Only about 10% to 15% of patients with low back pain who are referred to a spine surgeon actually require a surgical procedure. And because low back pain is such a common presenting complaint, many such patients often wait a long time for a surgery consult. In the December 19, 2018 issue of JBJS, Coyle et al. demonstrate that a simple, 3-item patient-administered questionnaire can identify those better suited for nonoperative management—and thus increase the likelihood that surgical candidates are seen by spine surgeons in an acceptable time frame.
All 227 of the Canadian patients enrolled in this randomized controlled trial received the questionnaire, which elicited information to distinguish between patients with leg-dominant radicular pain and those with back-dominant pain. Evidence-based guidelines recommend nonoperative management for most back-dominant pain, while patients with leg-dominant pain are more likely to need surgery. Researchers randomized 116 patients into an intervention group; these patients were triaged by a spine surgeon and then had their triage status upgraded if responses to the questionnaire indicated leg-dominant symptoms. The 111 patients in the control group were triaged only by a spine surgeon.
After triage, 33 of the 227 patients (15%) were recommended for a surgical procedure—16 from the intervention group and 17 from the control group. Of the 16 surgical candidates identified from the intervention group, 9 (56%) were re-prioritized on the basis of questionnaire results.
The median wait time for a consultation among the 16 surgical candidates in the intervention group was 2.5 months, compared with 4.5 months for the 17 surgical candidates in the control group. A significantly greater percentage of patients in the intervention group than in the control group were seen for a consult with a spine surgeon within the “acceptable” time frame of 3 months. Another benefit of the questionnaire approach evaluated in this study is that it helps identify nonsurgical candidates early, so they can be directed toward more appropriate treatment (such as physical therapy) rather than delaying treatment while waiting for a consult with a spine surgeon.
Although this study was conducted in the setting of the “nationalized” Canadian health care system, wait times to see orthopaedic surgeons and neurosurgeons are also long for many patients in many regions of the US. This questionnaire enhancement to triage could therefore be viable throughout North America, and perhaps beyond.
Often in life, when there are many potential solutions for a single problem, none of them is found to be universally better than the others. That certainly seems to be the case when it comes to treating type III- and -IV acromioclavicular (AC) joint dislocations. Multiple studies have tried to clarify whether nonoperative or operative management is superior in this relatively common injury, but it is becoming increasingly clear that there is no single “right” answer. Many patients do fine with nonoperative treatment; others report being highly satisfied with an operation.

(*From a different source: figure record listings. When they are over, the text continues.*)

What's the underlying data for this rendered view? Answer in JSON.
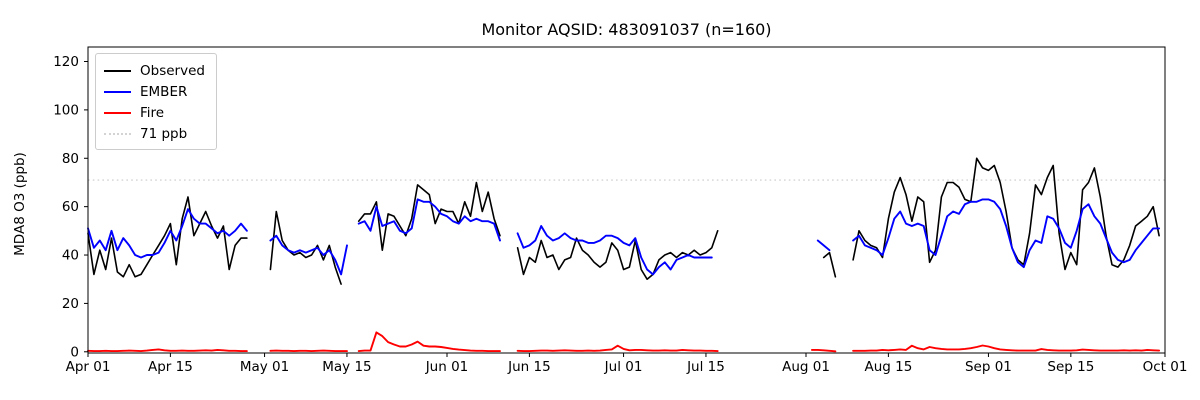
{
  "header": {
    "title": "Monitor AQSID: 483091037 (n=160)"
  },
  "chart_data": {
    "type": "line",
    "title": "Monitor AQSID: 483091037 (n=160)",
    "xlabel": "",
    "ylabel": "MDA8 O3 (ppb)",
    "n_label": 160,
    "grid": false,
    "legend_position": "upper left",
    "x_unit": "day index, 0 = Apr 01, daily cadence, nulls = missing days",
    "xlim": [
      0,
      183
    ],
    "ylim": [
      -0.5,
      126
    ],
    "y_ticks": [
      0,
      20,
      40,
      60,
      80,
      100,
      120
    ],
    "x_ticks": [
      {
        "label": "Apr 01",
        "day": 0
      },
      {
        "label": "Apr 15",
        "day": 14
      },
      {
        "label": "May 01",
        "day": 30
      },
      {
        "label": "May 15",
        "day": 44
      },
      {
        "label": "Jun 01",
        "day": 61
      },
      {
        "label": "Jun 15",
        "day": 75
      },
      {
        "label": "Jul 01",
        "day": 91
      },
      {
        "label": "Jul 15",
        "day": 105
      },
      {
        "label": "Aug 01",
        "day": 122
      },
      {
        "label": "Aug 15",
        "day": 136
      },
      {
        "label": "Sep 01",
        "day": 153
      },
      {
        "label": "Sep 15",
        "day": 167
      },
      {
        "label": "Oct 01",
        "day": 183
      }
    ],
    "threshold": {
      "label": "71 ppb",
      "value": 71,
      "color": "#d3d3d3",
      "style": "dotted"
    },
    "series": [
      {
        "name": "Observed",
        "color": "#000000",
        "values": [
          49,
          32,
          42,
          34,
          47,
          33,
          31,
          36,
          31,
          32,
          36,
          40,
          44,
          48,
          53,
          36,
          55,
          64,
          48,
          53,
          58,
          52,
          47,
          52,
          34,
          44,
          47,
          47,
          null,
          null,
          null,
          34,
          58,
          46,
          42,
          40,
          41,
          39,
          40,
          44,
          38,
          44,
          35,
          28,
          null,
          null,
          54,
          57,
          57,
          62,
          42,
          57,
          56,
          52,
          48,
          55,
          69,
          67,
          65,
          53,
          59,
          58,
          58,
          53,
          62,
          56,
          70,
          58,
          66,
          55,
          48,
          null,
          null,
          43,
          32,
          39,
          37,
          46,
          39,
          40,
          34,
          38,
          39,
          47,
          42,
          40,
          37,
          35,
          37,
          45,
          42,
          34,
          35,
          46,
          34,
          30,
          32,
          38,
          40,
          41,
          39,
          41,
          40,
          42,
          40,
          41,
          43,
          50,
          null,
          null,
          null,
          null,
          null,
          null,
          null,
          null,
          null,
          null,
          null,
          null,
          null,
          null,
          null,
          null,
          null,
          39,
          41,
          31,
          null,
          null,
          38,
          50,
          46,
          44,
          43,
          39,
          55,
          66,
          72,
          65,
          54,
          64,
          62,
          37,
          42,
          64,
          70,
          70,
          68,
          63,
          62,
          80,
          76,
          75,
          77,
          70,
          58,
          43,
          38,
          36,
          49,
          69,
          65,
          72,
          77,
          49,
          34,
          41,
          36,
          67,
          70,
          76,
          64,
          48,
          36,
          35,
          38,
          44,
          52,
          54,
          56,
          60,
          48
        ]
      },
      {
        "name": "EMBER",
        "color": "#0000ff",
        "values": [
          51,
          43,
          46,
          42,
          50,
          42,
          47,
          44,
          40,
          39,
          40,
          40,
          41,
          45,
          50,
          46,
          52,
          59,
          55,
          53,
          53,
          51,
          49,
          50,
          48,
          50,
          53,
          50,
          null,
          null,
          null,
          46,
          48,
          44,
          42,
          41,
          42,
          41,
          42,
          43,
          40,
          42,
          38,
          32,
          44,
          null,
          53,
          54,
          50,
          60,
          52,
          53,
          54,
          50,
          49,
          51,
          63,
          62,
          62,
          60,
          57,
          56,
          54,
          53,
          56,
          54,
          55,
          54,
          54,
          53,
          46,
          null,
          null,
          49,
          43,
          44,
          46,
          52,
          48,
          46,
          47,
          49,
          47,
          46,
          46,
          45,
          45,
          46,
          48,
          48,
          47,
          45,
          44,
          47,
          39,
          34,
          32,
          35,
          37,
          34,
          38,
          39,
          40,
          39,
          39,
          39,
          39,
          null,
          null,
          null,
          null,
          null,
          null,
          null,
          null,
          null,
          null,
          null,
          null,
          null,
          null,
          null,
          null,
          null,
          46,
          44,
          42,
          null,
          null,
          null,
          46,
          48,
          44,
          43,
          42,
          40,
          47,
          55,
          58,
          53,
          52,
          53,
          52,
          42,
          40,
          48,
          56,
          58,
          57,
          61,
          62,
          62,
          63,
          63,
          62,
          59,
          52,
          43,
          37,
          35,
          42,
          46,
          45,
          56,
          55,
          51,
          45,
          43,
          50,
          59,
          61,
          56,
          53,
          47,
          41,
          38,
          37,
          38,
          42,
          45,
          48,
          51,
          51
        ]
      },
      {
        "name": "Fire",
        "color": "#ff0000",
        "values": [
          0.4,
          0.3,
          0.3,
          0.4,
          0.3,
          0.3,
          0.4,
          0.5,
          0.4,
          0.3,
          0.5,
          0.8,
          1,
          0.6,
          0.4,
          0.4,
          0.5,
          0.4,
          0.4,
          0.5,
          0.6,
          0.5,
          0.8,
          0.6,
          0.4,
          0.4,
          0.3,
          0.3,
          null,
          null,
          null,
          0.4,
          0.5,
          0.4,
          0.4,
          0.3,
          0.4,
          0.4,
          0.3,
          0.4,
          0.5,
          0.4,
          0.3,
          0.3,
          0.3,
          null,
          0.3,
          0.5,
          0.5,
          8,
          6.5,
          4,
          3,
          2.2,
          2.2,
          3,
          4.2,
          2.5,
          2.2,
          2.2,
          2,
          1.6,
          1.2,
          0.9,
          0.7,
          0.5,
          0.4,
          0.4,
          0.3,
          0.3,
          0.3,
          null,
          null,
          0.4,
          0.3,
          0.3,
          0.4,
          0.5,
          0.5,
          0.4,
          0.5,
          0.6,
          0.5,
          0.4,
          0.4,
          0.5,
          0.4,
          0.5,
          0.8,
          1,
          2.5,
          1.2,
          0.6,
          0.8,
          0.8,
          0.6,
          0.5,
          0.5,
          0.6,
          0.5,
          0.5,
          0.8,
          0.6,
          0.5,
          0.5,
          0.4,
          0.4,
          0.3,
          null,
          null,
          null,
          null,
          null,
          null,
          null,
          null,
          null,
          null,
          null,
          null,
          null,
          null,
          null,
          0.8,
          0.8,
          0.6,
          0.4,
          0.2,
          null,
          null,
          0.4,
          0.4,
          0.4,
          0.5,
          0.5,
          0.8,
          0.6,
          0.8,
          1,
          0.8,
          2.5,
          1.5,
          1,
          2,
          1.5,
          1.2,
          1,
          1,
          1,
          1.2,
          1.5,
          2,
          2.6,
          2.2,
          1.5,
          1,
          0.8,
          0.6,
          0.5,
          0.5,
          0.5,
          0.5,
          1.1,
          0.8,
          0.6,
          0.5,
          0.5,
          0.5,
          0.6,
          0.9,
          0.8,
          0.6,
          0.5,
          0.5,
          0.5,
          0.5,
          0.6,
          0.5,
          0.6,
          0.5,
          0.8,
          0.6,
          0.5
        ]
      }
    ]
  }
}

In the November 21, 2018 issue of The Journal, Murray et al. try to provide further guidance for treating these injuries. They performed a prospective, randomized controlled trial that compared nonoperative treatment with open reduction and tunneled suspensory device fixation among 60 patients with a type-III or type-IV AC joint dislocation. The authors used DASH, OSS, and SF-12 scores to quantify functional differences between the groups at 6 weeks, 3 months, 6 months, and 1 year post-injury. They found that, while the operative group showed improved radiographic alignment of the AC joint compared to the nonoperative group, there were no differences in functional outcomes between the two groups at any time beyond the 6-week mark (at which point the nonoperative group had better outcomes).
Notably, 5 of the 31 patients allocated to nonoperative treatment ended up requesting surgical treatment for the injury because of persistent discomfort (4 patients) or cosmesis (1 patient). Also, not surprisingly, the mean economic expenditure in the fixation group was significantly greater than that in the nonoperative group.
Whether to provide operative or nonoperative treatment for type-III and -IV acromioclavicular joint dislocations is not an easy decision, and it entails multiple factors. While this study evaluates only one modern surgical technique for treating this injury, the data is valuable nonetheless for informing a shared decision-making process to help patients choose the most appropriate treatment for them. The good news is that, whether managed operatively or not, patients tend to improve significantly after these injuries, and after 1 year end up with a shoulder that functions well. The authors conclude that “the routine use of [this surgical procedure] for displaced AC joint injuries is not justified,” and that “treatment should be individualized on the basis of [patient] age, activity level, and expectations.”